How are the Feds Coping with Inflationary Pressures?
The short answer is on how inflation is measured and what components of the economy are used. The Feds rely on the Consumer Price Index (basket of goods and services CPI) and its components are used to fine-tune other economic series for price changes and interpretation of these indicators into inflation-free dollars. The resulting blend of indicators renders the purchasing power of a consumer's dollar measured against the exchange in value of goods and services that a given dollar will buy at a given calendar time.
Episodes of high inflation can often be attributed to lax monetary policy. If the money supply grows too big relative to the size of an economy, the unit value of the currency diminishes. There is agreement among many economists about the proportionality distribution between excess currency circulation and prices. This relationship between money supply and the size of the economy is known as the quantity theory of money, and is one of the oldest hypotheses in economics.

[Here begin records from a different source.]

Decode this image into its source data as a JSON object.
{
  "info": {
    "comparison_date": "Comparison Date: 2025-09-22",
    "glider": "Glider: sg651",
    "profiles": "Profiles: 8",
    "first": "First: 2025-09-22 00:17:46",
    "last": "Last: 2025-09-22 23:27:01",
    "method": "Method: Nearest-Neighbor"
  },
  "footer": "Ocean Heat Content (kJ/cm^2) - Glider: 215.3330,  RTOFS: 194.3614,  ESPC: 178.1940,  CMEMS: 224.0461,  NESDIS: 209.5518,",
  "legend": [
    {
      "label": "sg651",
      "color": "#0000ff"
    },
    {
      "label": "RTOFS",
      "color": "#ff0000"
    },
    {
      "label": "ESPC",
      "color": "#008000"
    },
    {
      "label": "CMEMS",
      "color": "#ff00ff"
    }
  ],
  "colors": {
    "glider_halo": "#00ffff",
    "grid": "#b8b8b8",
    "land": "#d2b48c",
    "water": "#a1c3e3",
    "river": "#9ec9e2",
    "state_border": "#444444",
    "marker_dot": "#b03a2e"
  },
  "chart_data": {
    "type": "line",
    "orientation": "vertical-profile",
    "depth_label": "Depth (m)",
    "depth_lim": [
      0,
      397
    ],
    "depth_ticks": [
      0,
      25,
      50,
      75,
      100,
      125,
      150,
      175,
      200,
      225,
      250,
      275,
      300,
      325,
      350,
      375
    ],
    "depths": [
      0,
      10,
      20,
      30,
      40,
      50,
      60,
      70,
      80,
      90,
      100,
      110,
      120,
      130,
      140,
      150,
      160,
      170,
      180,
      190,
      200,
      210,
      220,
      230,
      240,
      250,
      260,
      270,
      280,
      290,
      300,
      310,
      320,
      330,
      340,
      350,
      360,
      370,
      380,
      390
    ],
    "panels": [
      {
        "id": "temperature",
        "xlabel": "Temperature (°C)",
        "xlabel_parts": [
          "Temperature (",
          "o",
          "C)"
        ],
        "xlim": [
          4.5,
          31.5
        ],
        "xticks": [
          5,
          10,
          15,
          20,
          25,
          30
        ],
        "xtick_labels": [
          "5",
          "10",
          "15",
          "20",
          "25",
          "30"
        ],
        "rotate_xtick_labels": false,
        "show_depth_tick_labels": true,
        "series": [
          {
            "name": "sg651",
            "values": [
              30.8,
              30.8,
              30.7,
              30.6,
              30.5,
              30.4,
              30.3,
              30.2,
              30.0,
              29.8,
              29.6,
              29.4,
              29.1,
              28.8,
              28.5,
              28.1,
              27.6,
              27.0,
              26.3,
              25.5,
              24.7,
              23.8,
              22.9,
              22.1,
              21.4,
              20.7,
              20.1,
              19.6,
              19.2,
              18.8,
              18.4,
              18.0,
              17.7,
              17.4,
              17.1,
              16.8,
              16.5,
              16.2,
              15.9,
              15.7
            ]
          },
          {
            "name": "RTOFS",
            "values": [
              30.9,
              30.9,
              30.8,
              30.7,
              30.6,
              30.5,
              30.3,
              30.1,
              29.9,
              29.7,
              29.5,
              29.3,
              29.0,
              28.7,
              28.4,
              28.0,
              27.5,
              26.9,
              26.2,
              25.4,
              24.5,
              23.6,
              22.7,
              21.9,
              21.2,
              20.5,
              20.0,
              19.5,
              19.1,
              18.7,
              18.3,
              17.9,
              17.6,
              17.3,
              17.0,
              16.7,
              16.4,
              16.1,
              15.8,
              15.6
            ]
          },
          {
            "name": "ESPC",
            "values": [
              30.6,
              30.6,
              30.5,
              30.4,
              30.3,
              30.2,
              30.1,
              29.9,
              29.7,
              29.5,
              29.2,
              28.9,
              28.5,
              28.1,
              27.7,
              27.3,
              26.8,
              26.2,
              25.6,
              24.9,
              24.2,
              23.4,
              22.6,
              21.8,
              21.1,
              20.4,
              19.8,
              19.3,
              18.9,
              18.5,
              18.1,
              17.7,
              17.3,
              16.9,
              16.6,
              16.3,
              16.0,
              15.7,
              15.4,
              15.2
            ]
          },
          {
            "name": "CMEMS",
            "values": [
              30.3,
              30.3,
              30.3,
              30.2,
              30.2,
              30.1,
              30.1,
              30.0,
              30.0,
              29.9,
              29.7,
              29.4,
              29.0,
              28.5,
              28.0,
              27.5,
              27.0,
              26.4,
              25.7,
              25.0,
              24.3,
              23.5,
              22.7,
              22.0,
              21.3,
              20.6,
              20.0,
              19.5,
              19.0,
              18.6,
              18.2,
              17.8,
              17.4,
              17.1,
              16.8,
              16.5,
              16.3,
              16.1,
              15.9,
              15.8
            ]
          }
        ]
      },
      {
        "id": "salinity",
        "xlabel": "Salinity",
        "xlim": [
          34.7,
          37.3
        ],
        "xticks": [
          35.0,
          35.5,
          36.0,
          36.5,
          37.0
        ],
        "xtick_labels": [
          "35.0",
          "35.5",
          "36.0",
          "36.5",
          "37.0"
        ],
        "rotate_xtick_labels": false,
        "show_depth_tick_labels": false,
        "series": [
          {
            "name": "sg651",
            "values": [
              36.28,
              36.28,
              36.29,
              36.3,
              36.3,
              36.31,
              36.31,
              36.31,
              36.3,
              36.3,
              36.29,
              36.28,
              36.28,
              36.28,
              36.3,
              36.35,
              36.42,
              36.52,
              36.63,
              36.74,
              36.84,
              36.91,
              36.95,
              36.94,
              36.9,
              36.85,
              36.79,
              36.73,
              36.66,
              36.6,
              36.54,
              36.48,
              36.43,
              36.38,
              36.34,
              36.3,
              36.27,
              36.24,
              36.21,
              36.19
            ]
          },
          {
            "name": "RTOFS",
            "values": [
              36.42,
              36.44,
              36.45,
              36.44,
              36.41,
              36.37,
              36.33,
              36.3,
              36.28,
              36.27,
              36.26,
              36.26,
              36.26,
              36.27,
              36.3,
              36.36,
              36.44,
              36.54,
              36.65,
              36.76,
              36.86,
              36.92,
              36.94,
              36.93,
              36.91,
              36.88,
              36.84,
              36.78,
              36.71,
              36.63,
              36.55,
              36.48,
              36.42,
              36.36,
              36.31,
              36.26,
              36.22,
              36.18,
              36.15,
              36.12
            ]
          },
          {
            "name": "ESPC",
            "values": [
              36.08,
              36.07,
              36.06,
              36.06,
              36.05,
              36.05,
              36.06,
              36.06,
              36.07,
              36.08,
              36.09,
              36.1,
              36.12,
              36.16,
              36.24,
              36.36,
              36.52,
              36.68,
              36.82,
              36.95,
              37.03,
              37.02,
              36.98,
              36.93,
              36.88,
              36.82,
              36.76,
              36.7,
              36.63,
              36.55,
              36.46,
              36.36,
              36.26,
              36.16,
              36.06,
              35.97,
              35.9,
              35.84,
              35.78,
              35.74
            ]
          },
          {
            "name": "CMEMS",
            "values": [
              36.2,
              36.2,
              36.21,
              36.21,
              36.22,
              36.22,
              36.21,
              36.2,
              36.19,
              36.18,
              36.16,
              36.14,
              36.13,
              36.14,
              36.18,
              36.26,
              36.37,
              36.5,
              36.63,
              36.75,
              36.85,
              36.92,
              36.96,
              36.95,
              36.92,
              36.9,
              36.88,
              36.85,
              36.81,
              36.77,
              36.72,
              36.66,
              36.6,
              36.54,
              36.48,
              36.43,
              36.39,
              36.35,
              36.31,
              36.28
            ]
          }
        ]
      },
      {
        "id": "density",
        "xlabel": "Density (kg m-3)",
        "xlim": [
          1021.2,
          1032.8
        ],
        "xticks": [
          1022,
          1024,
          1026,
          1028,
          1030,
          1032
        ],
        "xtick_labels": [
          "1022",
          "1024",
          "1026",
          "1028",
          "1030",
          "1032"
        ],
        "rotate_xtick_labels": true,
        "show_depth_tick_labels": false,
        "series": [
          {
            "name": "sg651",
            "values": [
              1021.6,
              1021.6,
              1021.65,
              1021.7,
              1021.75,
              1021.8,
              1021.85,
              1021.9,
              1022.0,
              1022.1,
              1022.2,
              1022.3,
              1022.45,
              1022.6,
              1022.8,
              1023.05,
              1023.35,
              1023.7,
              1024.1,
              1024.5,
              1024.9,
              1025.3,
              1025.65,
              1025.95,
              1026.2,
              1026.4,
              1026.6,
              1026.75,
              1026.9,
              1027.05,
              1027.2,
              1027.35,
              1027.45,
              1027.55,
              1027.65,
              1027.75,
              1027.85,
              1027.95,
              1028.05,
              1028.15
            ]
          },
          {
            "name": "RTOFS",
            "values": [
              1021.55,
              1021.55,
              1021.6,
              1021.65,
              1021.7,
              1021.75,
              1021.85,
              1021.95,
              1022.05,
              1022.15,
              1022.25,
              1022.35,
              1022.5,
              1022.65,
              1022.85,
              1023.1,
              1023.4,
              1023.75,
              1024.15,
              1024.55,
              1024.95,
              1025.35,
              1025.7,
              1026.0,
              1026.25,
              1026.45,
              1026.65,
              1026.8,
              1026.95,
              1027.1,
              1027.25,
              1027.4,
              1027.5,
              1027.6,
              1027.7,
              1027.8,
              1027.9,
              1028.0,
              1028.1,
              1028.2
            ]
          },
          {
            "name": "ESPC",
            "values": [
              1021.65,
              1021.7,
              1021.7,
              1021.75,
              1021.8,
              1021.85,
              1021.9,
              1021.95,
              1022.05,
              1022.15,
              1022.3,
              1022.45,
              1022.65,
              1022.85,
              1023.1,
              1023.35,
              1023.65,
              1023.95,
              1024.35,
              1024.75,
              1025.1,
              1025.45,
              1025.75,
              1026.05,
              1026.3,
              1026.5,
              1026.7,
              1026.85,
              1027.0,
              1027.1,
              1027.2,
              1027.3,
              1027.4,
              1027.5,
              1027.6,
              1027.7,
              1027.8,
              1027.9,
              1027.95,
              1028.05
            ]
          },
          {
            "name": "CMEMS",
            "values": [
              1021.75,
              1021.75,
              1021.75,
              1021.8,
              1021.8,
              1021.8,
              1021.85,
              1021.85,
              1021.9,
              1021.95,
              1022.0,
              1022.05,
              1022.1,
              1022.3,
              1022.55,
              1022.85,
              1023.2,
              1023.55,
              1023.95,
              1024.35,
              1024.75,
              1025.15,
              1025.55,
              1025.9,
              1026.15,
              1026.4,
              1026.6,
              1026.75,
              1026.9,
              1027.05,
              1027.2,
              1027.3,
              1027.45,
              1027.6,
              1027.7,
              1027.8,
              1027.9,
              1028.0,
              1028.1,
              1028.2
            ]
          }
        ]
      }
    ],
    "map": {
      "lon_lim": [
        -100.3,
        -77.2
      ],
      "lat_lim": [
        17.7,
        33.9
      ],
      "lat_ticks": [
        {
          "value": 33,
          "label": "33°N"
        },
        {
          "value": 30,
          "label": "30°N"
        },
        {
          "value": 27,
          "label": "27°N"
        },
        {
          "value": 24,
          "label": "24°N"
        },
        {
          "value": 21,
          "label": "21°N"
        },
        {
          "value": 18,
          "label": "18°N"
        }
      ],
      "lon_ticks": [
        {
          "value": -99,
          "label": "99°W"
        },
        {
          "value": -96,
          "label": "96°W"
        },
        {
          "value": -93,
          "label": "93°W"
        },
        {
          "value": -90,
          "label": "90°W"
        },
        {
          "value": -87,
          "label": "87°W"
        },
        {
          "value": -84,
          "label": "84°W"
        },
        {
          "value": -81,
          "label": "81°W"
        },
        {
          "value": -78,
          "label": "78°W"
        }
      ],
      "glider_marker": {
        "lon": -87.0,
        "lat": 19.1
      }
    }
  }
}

Central banks use a target inflation rate to modulate economic growth, money supply and consumption but if inflation gets out of hand it could mean that the target inflation is not under control or that the commitment to a target is not strong enough for political reasons.
The world in general and in the US in particular, have enjoyed low inflation and abundance of goods to choose from for an extended period of time which, can be explained by a combination of sound economic policies and technological change. Technology has also increased productivity, thereby reducing the costs of inputs to a unit of production. Most economies have now flattened productivity gains, nonetheless, inflation is still low?
Analysts are studying and trying to explain a new wave of productivity based on a “shared economy” mainly, based on the effects of international trade and the expansion of other means of production. Some of this added productivity is coming from resources that used to be idle but are now participating in economic growth. A good example of the share economic expansion is Uber’s-- car sharing and Airbnb's--home sharing economic models.
Additionally, as the world’s population gets older, another component of change must be included with its impact on changing demographics and how it can exert inflationary pressure in the short and long run. Finally, the effect of globalization is changing traditional economic statistical metrics to include new methods to asses its effects on share economies.
The extended period of low inflation and interest rates is nearing its end as the accumulated effects of the economic variables suggest that expectations in the financial and commodity markets will translate to changes in price levels in the larger economy.
The shift is mostly driven by an increase in investors’ expectations for future inflation. In the United States, prices of inflation-protected bonds imply that investors currently expect consumer prices to rise and the Trump administration policies may be playing a role.
Largess in tax cuts and increased spending will result in hundreds of billions of dollars more in Treasury bonds being issued in the coming years which mean the government will have to pay higher interest rates to find buyers of that debt. As a result, the Feds are facing economic realities unrelated to politics and must apply the traditional equation of [New Debt-Maturing Debt = Primary Deficit + Interest Payments]. In other words, the government must issue new debt to cover the primary deficit which is-- the difference between non-interest spending and revenues—the principal on debt, and interest payments on past debt.
This economic reality is inescapable no matter how Trump massages his economic policies and his rosy scenario messaging to the public.